I temi spaziano dai soggetti biblici e allegorici ad animali e acrobati. Caratteristico di questo periodo è il grande Pegaso realizzato per la facciata del Palazzo governativo a Bellinzona (1958), accanto ai numerosi galli, alle capre, ai tori e ai gatti coevi. […]

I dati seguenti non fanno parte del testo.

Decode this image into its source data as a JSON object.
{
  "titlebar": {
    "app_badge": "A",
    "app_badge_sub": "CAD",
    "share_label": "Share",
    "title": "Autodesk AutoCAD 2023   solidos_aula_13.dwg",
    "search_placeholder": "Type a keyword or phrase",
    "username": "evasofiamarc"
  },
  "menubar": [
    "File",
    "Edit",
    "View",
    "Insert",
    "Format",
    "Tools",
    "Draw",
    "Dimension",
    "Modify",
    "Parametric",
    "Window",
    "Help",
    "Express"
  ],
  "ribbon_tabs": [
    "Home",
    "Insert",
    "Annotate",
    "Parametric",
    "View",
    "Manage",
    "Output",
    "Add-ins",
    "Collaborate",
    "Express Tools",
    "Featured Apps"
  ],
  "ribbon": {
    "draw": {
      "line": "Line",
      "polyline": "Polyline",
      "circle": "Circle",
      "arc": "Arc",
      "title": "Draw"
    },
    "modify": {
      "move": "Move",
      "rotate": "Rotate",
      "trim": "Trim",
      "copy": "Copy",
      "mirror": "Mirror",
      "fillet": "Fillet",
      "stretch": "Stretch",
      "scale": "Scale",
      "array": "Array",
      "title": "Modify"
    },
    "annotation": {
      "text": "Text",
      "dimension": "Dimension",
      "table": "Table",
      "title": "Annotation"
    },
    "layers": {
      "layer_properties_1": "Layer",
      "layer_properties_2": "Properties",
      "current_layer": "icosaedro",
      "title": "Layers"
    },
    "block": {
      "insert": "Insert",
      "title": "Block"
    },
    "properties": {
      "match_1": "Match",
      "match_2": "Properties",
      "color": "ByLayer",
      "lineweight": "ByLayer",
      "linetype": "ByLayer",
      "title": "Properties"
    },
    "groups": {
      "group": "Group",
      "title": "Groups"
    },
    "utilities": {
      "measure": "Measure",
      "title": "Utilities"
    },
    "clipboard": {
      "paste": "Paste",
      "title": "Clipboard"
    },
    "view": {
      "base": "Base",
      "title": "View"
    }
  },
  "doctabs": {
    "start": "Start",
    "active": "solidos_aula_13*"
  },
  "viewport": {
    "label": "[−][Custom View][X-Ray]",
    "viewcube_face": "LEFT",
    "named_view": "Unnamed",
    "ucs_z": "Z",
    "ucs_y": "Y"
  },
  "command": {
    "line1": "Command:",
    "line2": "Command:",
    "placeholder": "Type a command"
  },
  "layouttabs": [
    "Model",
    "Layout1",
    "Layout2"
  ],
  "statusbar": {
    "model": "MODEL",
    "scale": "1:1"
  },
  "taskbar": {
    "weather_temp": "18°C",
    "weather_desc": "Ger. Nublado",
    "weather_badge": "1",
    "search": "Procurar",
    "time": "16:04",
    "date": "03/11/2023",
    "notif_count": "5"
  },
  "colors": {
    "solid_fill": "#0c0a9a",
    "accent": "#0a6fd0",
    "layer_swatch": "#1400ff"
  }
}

Dalla quiete delle sculture classiche iniziali alla tensione delle figurazioni successive, Rossi manifesta anzitutto un elogio del mestiere. La sua intensa produzione è contraddistinta da un’imperterrita ricerca e da un continuo approfondimento espressivo. Gli stili che coabitano nel suo operato, sviluppati tramite l’assimilazione di varie esperienze plastiche, rispondono alla sua fiducia nel reale, inteso come veicolo di immediata comunicazione sociale. Staticità e dinamismo si intrecciano e si alternano nelle figurazioni sacre e profane, ora opponendo alla luce volumi pieni, ora lasciando che lo spazio compenetri i vuoti. La materia è lavorata enfaticamente per figurare momenti di esistenza individuale e collettiva, per cogliere la vita negli elementi che la fondano. Per Remo Rossi l’arte è natura trasformata dall’artista; il metro di misura di tutte le cose resta sempre l’uomo: le sue attività, le sue irrequietudini e aspirazioni.»